Atıkların arazide depolanması atık bertaraf yöntemlerinin en eskisi ve en çok kullanılanıdır. Katı atıkların gelişigüzel atılması maalesef ülkemizde yaygın olarak kullanılmaktadır. Çevre ve insan sağlığı açısından çok sayıda olumsuzluklar taşıyan bu bertaraf şeklinin sakıncalarından bazıları; çöplerden çıkan kötü kokuların çevredekileri rahatsız etmesi, çöplerin rüzgârla etrafa dağılarak görüntü kirliliğine sebep olması, sinek, fare gibi zararlıların barınma ve üreme yeri olması, çöplerden çıkan sızıntı sularının yeraltı ve yerüstü sularını kirletmesi, çöplükte açığa çıkan metan gazından dolayı sık sık yangın çıkması ve metan gazının patlama riskini taşıması olarak sayılabilir. Düzenli depolama ise basit olarak katı atıkların, sızdırmazlığı sağlanmış büyük alanlara dökülmesi, sıkıştırılması ve üzerinin örtülerek tabii biyolojik reaktör haline getirilmesi olarak tanımlanabilir [2].

Doğanın korunması için çöplük gazlarının yakılması zorunludur.
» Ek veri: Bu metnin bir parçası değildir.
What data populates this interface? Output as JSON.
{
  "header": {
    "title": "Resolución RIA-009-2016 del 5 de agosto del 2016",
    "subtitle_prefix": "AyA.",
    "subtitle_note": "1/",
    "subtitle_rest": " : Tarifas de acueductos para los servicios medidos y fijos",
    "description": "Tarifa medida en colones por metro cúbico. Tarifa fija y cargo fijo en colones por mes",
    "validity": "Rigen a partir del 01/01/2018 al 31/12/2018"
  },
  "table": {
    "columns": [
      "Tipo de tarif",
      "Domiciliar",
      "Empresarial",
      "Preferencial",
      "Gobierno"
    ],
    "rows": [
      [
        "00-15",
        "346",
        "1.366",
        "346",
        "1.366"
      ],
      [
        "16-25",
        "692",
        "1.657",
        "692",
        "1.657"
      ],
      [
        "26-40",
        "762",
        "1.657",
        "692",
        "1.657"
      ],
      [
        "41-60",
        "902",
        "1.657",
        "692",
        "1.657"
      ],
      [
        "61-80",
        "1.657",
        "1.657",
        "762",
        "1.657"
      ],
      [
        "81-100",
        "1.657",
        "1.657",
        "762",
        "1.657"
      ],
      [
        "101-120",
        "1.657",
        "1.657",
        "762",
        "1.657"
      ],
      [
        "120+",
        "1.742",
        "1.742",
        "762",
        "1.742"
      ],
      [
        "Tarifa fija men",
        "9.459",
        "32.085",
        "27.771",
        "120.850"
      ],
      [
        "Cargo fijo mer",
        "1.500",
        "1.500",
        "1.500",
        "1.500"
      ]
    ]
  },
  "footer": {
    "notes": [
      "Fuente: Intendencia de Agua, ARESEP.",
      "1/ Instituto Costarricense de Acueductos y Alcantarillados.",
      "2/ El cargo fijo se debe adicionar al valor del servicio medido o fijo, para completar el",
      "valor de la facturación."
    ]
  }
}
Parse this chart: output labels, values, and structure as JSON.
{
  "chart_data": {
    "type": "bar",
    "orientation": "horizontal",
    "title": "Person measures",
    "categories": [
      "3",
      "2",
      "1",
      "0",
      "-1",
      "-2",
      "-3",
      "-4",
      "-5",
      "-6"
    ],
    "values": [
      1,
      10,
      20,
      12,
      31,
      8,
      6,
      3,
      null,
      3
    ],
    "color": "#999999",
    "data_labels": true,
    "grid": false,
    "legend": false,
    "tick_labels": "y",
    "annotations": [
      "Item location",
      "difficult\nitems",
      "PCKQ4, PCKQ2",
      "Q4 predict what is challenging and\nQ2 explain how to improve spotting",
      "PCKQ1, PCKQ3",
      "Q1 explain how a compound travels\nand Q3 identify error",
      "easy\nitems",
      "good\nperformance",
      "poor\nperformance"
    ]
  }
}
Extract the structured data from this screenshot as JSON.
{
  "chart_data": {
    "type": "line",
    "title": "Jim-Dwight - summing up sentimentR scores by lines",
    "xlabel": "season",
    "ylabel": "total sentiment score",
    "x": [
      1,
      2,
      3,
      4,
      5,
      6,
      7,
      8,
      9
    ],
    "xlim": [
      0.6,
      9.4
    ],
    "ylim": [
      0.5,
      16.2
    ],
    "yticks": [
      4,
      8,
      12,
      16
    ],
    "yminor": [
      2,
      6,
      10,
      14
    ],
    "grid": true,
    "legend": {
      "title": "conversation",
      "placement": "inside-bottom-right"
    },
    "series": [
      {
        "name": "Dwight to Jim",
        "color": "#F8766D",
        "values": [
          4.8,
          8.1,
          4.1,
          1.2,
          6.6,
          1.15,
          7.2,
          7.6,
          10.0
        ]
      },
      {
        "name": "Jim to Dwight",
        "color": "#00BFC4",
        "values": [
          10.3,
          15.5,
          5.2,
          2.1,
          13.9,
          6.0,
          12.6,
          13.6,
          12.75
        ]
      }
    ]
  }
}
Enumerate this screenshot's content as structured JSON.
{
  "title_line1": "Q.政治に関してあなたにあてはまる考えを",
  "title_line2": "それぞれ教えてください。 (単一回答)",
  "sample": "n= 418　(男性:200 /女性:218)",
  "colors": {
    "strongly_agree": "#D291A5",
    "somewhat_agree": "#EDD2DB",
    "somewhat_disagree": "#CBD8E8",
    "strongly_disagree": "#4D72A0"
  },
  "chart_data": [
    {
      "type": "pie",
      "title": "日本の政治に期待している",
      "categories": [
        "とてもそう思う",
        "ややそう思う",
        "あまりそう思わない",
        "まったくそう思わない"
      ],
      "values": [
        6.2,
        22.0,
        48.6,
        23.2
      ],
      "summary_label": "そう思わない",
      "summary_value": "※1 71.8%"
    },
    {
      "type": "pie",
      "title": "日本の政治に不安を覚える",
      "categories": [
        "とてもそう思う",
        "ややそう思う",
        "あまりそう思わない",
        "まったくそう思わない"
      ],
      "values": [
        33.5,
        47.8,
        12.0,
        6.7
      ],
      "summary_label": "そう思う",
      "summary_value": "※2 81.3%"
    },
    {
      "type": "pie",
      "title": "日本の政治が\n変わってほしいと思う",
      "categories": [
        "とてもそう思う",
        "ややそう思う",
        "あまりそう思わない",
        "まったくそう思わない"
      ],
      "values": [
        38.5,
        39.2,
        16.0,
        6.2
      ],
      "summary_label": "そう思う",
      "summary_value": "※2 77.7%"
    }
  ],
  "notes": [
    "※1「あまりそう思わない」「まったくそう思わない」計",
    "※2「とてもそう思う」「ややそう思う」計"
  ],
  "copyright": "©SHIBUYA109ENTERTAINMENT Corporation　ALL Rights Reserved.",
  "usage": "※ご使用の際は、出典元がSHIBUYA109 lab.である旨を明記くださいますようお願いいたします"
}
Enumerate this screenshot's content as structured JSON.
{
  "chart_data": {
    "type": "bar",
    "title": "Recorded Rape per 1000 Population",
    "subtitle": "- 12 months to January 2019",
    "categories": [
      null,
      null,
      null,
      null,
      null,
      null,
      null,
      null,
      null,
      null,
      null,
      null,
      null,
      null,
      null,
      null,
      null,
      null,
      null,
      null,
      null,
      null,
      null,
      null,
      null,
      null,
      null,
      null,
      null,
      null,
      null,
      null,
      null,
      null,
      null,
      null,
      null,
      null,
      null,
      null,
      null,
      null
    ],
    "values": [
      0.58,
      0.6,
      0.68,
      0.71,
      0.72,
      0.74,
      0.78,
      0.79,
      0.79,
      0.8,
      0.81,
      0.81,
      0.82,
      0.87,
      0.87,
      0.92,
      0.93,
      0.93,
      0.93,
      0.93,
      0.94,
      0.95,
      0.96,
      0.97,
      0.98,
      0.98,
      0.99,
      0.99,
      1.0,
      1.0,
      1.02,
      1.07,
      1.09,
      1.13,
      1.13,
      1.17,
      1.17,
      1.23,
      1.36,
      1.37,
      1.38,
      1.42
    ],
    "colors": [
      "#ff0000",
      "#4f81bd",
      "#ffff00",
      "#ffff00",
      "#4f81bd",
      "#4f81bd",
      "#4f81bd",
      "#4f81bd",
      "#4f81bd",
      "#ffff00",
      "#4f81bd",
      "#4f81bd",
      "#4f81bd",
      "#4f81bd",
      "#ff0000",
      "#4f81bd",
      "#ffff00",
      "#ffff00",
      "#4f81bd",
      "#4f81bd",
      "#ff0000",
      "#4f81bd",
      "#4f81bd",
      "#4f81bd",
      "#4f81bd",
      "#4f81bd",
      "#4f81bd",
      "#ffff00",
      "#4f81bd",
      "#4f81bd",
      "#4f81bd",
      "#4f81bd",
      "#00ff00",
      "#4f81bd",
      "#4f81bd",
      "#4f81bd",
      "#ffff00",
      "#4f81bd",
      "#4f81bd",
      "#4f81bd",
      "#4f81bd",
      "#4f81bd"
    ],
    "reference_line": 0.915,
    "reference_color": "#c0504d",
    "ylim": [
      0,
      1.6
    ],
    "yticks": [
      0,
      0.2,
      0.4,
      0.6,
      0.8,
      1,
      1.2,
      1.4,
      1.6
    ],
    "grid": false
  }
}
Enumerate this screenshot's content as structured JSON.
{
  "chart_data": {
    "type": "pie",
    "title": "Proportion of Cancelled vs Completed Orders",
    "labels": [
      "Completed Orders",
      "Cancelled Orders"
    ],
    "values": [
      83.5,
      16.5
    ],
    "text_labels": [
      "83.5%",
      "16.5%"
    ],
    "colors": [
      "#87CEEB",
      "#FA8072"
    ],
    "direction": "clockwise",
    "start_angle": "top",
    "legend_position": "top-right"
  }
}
Bu bir gaz yakma bacasında, kazanda, bir gaz motorunda veya bu üçünün kombinasyonundan oluşan bir sistemde gerçekleştirebilmektedir. Çöp gazlarının; gaz yakma bacasında yakılması, enerjinin imha edilmesi anlamına geliyor ki, bu pek mantıklı bir çözüm değildir. Gazların

kazanlarda yakılması da genelde pek geçerli bir çözüm değildir, çünkü çöplükler; üretilen ısıyı değerlendirebileceğimiz max. 1500 metre uzaklıkların ötesindedir[3].

Bu tez çalışmasında belediye atıklarından düzenli depolamayla veya oksijensiz (anaerobik) çürütme yöntemleriyle elde edilen biyogazın kojenerasyon sisteminde, içten yanmalı motor kullanılarak yakılması sonucu oluşan egzoz gazı irdelenmiştir. Elde edilen egzoz gazı atık ısı kazanlarında kullanılarak buhar elde edilmesi amaçlanmıştır. Buharın türbin jeneratörlerinde elektrik enerjisine dönüştürülmesi planlanmıştır.

Gaz motorlu bileşik üretim sistemine giren enerjinin %65'i ısı yoluyla kaybolur. Isı geri kazanım eşanjörleri ile bu atığın %80'i geri kazanılır ve böylece örneğin %35 verimle çalışan jeneratörün toplam verimi %87'ye ulaşır. Ancak bir bileşik santralde değerlendirilmesi gereken ana konu toplam verimin yüksekliğinden çok ısıya göre 5-7 katı daha pahalı bir enerji olan elektrik veriminin yüksekliğidir[4].

Kıvılcım ateşlemeli (Otto) gaz motoru aracılığıyla çöplükte elektrik enerjisi üretilebilmektedir. Elektrik hem ısıdan daha değerli bir enerjidir, hem de kolayca uzun mesafelere taşınabilmektedir. Elektrik üretiminin yanında motorun atık ısılarının değerlendirilmesi durumunda ise daha da büyük bir yarar sağlanmaktadır [3].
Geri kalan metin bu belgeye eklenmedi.